On the capital side, the exercise estimated relatively low shortfalls of Common Equity Tier 1 (CET1)  capital, at EUR 1.7 billion, and of Tier 1 and total capital, at EUR 3.6 billion and EUR 5.1 billion respectively. 

The analysis of leverage ratio (LR) shows that there has been a continuous increase in the last periods. The analysis estimates the LR at 5.0% as of December 2016 (4.7% as of June 2016). A small percentage of institutions in the sample (2.3%) would be constrained by the minimum leverage ratio requirement (3%) on top of risk-based minimum requirements. 

On the liquidity side, the liquidity coverage ratio (LCR) analysis is based on data in accordance with the Commission's Delegated Regulation.
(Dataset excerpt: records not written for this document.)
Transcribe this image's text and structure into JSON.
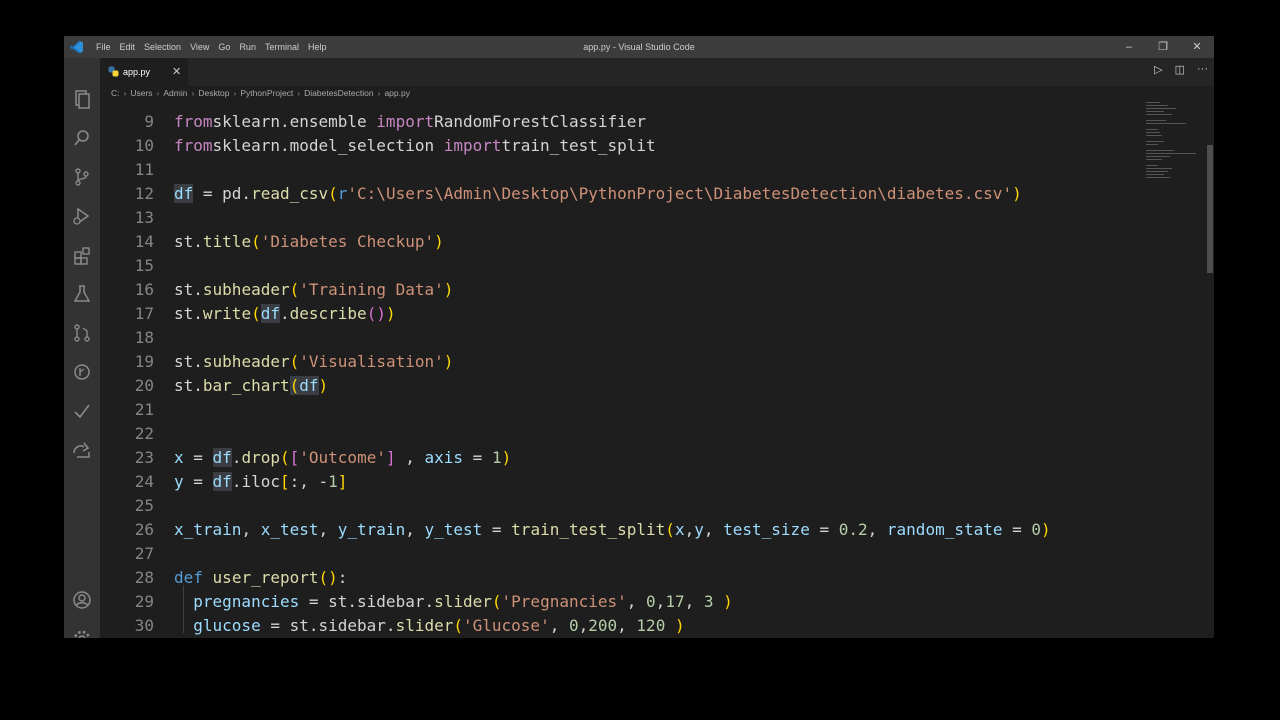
{
  "window": {
    "title": "app.py - Visual Studio Code",
    "menu": [
      "File",
      "Edit",
      "Selection",
      "View",
      "Go",
      "Run",
      "Terminal",
      "Help"
    ],
    "controls": {
      "minimize": "–",
      "restore": "❐",
      "close": "✕"
    }
  },
  "activity_bar": [
    "explorer-icon",
    "search-icon",
    "source-control-icon",
    "run-debug-icon",
    "extensions-icon",
    "testing-icon",
    "remote-icon",
    "git-graph-icon",
    "check-icon",
    "live-share-icon",
    "account-icon",
    "settings-gear-icon"
  ],
  "tab": {
    "label": "app.py",
    "close": "✕"
  },
  "editor_actions": {
    "run": "▷",
    "split": "◫",
    "more": "···"
  },
  "breadcrumb": [
    "C:",
    "Users",
    "Admin",
    "Desktop",
    "PythonProject",
    "DiabetesDetection",
    "app.py"
  ],
  "breadcrumb_sep": "›",
  "lines": [
    {
      "n": "9",
      "t": [
        [
          "kw",
          "from"
        ],
        [
          "",
          "sklearn.ensemble "
        ],
        [
          "kw",
          "import"
        ],
        [
          "",
          "RandomForestClassifier"
        ]
      ]
    },
    {
      "n": "10",
      "t": [
        [
          "kw",
          "from"
        ],
        [
          "",
          "sklearn.model_selection "
        ],
        [
          "kw",
          "import"
        ],
        [
          "",
          "train_test_split"
        ]
      ]
    },
    {
      "n": "11",
      "t": []
    },
    {
      "n": "12",
      "t": [
        [
          "var hl",
          "df"
        ],
        [
          "",
          " = pd."
        ],
        [
          "fn",
          "read_csv"
        ],
        [
          "br1",
          "("
        ],
        [
          "kw2",
          "r"
        ],
        [
          "str",
          "'C:\\Users\\Admin\\Desktop\\PythonProject\\DiabetesDetection\\diabetes.csv'"
        ],
        [
          "br1",
          ")"
        ]
      ]
    },
    {
      "n": "13",
      "t": []
    },
    {
      "n": "14",
      "t": [
        [
          "",
          "st."
        ],
        [
          "fn",
          "title"
        ],
        [
          "br1",
          "("
        ],
        [
          "str",
          "'Diabetes Checkup'"
        ],
        [
          "br1",
          ")"
        ]
      ]
    },
    {
      "n": "15",
      "t": []
    },
    {
      "n": "16",
      "t": [
        [
          "",
          "st."
        ],
        [
          "fn",
          "subheader"
        ],
        [
          "br1",
          "("
        ],
        [
          "str",
          "'Training Data'"
        ],
        [
          "br1",
          ")"
        ]
      ]
    },
    {
      "n": "17",
      "t": [
        [
          "",
          "st."
        ],
        [
          "fn",
          "write"
        ],
        [
          "br1",
          "("
        ],
        [
          "var hl",
          "df"
        ],
        [
          "",
          "."
        ],
        [
          "fn",
          "describe"
        ],
        [
          "br2",
          "()"
        ],
        [
          "br1",
          ")"
        ]
      ]
    },
    {
      "n": "18",
      "t": []
    },
    {
      "n": "19",
      "t": [
        [
          "",
          "st."
        ],
        [
          "fn",
          "subheader"
        ],
        [
          "br1",
          "("
        ],
        [
          "str",
          "'Visualisation'"
        ],
        [
          "br1",
          ")"
        ]
      ]
    },
    {
      "n": "20",
      "t": [
        [
          "",
          "st."
        ],
        [
          "fn",
          "bar_chart"
        ],
        [
          "br1 hl",
          "("
        ],
        [
          "var hl",
          "df"
        ],
        [
          "br1",
          ")"
        ]
      ]
    },
    {
      "n": "21",
      "t": []
    },
    {
      "n": "22",
      "t": []
    },
    {
      "n": "23",
      "t": [
        [
          "var",
          "x"
        ],
        [
          "",
          " = "
        ],
        [
          "var hl",
          "df"
        ],
        [
          "",
          "."
        ],
        [
          "fn",
          "drop"
        ],
        [
          "br1",
          "("
        ],
        [
          "br2",
          "["
        ],
        [
          "str",
          "'Outcome'"
        ],
        [
          "br2",
          "]"
        ],
        [
          "",
          " , "
        ],
        [
          "var",
          "axis"
        ],
        [
          "",
          " = "
        ],
        [
          "num",
          "1"
        ],
        [
          "br1",
          ")"
        ]
      ]
    },
    {
      "n": "24",
      "t": [
        [
          "var",
          "y"
        ],
        [
          "",
          " = "
        ],
        [
          "var hl",
          "df"
        ],
        [
          "",
          ".iloc"
        ],
        [
          "br1",
          "["
        ],
        [
          "",
          ":, -"
        ],
        [
          "num",
          "1"
        ],
        [
          "br1",
          "]"
        ]
      ]
    },
    {
      "n": "25",
      "t": []
    },
    {
      "n": "26",
      "t": [
        [
          "var",
          "x_train"
        ],
        [
          "",
          ", "
        ],
        [
          "var",
          "x_test"
        ],
        [
          "",
          ", "
        ],
        [
          "var",
          "y_train"
        ],
        [
          "",
          ", "
        ],
        [
          "var",
          "y_test"
        ],
        [
          "",
          " = "
        ],
        [
          "fn",
          "train_test_split"
        ],
        [
          "br1",
          "("
        ],
        [
          "var",
          "x"
        ],
        [
          "",
          ","
        ],
        [
          "var",
          "y"
        ],
        [
          "",
          ", "
        ],
        [
          "var",
          "test_size"
        ],
        [
          "",
          " = "
        ],
        [
          "num",
          "0.2"
        ],
        [
          "",
          ", "
        ],
        [
          "var",
          "random_state"
        ],
        [
          "",
          " = "
        ],
        [
          "num",
          "0"
        ],
        [
          "br1",
          ")"
        ]
      ]
    },
    {
      "n": "27",
      "t": []
    },
    {
      "n": "28",
      "t": [
        [
          "kw2",
          "def"
        ],
        [
          "",
          " "
        ],
        [
          "fn",
          "user_report"
        ],
        [
          "br1",
          "()"
        ],
        [
          "",
          ":"
        ]
      ]
    },
    {
      "n": "29",
      "t": [
        [
          "",
          "  "
        ],
        [
          "var",
          "pregnancies"
        ],
        [
          "",
          " = st.sidebar."
        ],
        [
          "fn",
          "slider"
        ],
        [
          "br1",
          "("
        ],
        [
          "str",
          "'Pregnancies'"
        ],
        [
          "",
          ", "
        ],
        [
          "num",
          "0"
        ],
        [
          "",
          ","
        ],
        [
          "num",
          "17"
        ],
        [
          "",
          ", "
        ],
        [
          "num",
          "3"
        ],
        [
          "",
          " "
        ],
        [
          "br1",
          ")"
        ]
      ]
    },
    {
      "n": "30",
      "t": [
        [
          "",
          "  "
        ],
        [
          "var",
          "glucose"
        ],
        [
          "",
          " = st.sidebar."
        ],
        [
          "fn",
          "slider"
        ],
        [
          "br1",
          "("
        ],
        [
          "str",
          "'Glucose'"
        ],
        [
          "",
          ", "
        ],
        [
          "num",
          "0"
        ],
        [
          "",
          ","
        ],
        [
          "num",
          "200"
        ],
        [
          "",
          ", "
        ],
        [
          "num",
          "120"
        ],
        [
          "",
          " "
        ],
        [
          "br1",
          ")"
        ]
      ]
    }
  ]
}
The average LCR was 139.5% at end December 2016 (133.7% as of June 2016), while 99.2% of the banks in the sample show a LCR above the full implementation minimum requirement applicable from January 2018 (100%). The shortfall to meet the full-implementation minimum LCR requirement would be EUR 0.1 billion. In addition, time-series analyses show that the weighted average LCR has increased since June 2011, mainly due an increase in banks' liquidity buffers.

In the absence of a finalised EU definition, the EBA monitors the NSFR compliance with the current Basel III standards. The analysis shows an overall average NSFR ratio of 112.0% (107.8% as of June 2016) with an overall shortfall in stable funding of EUR 116.1 billion.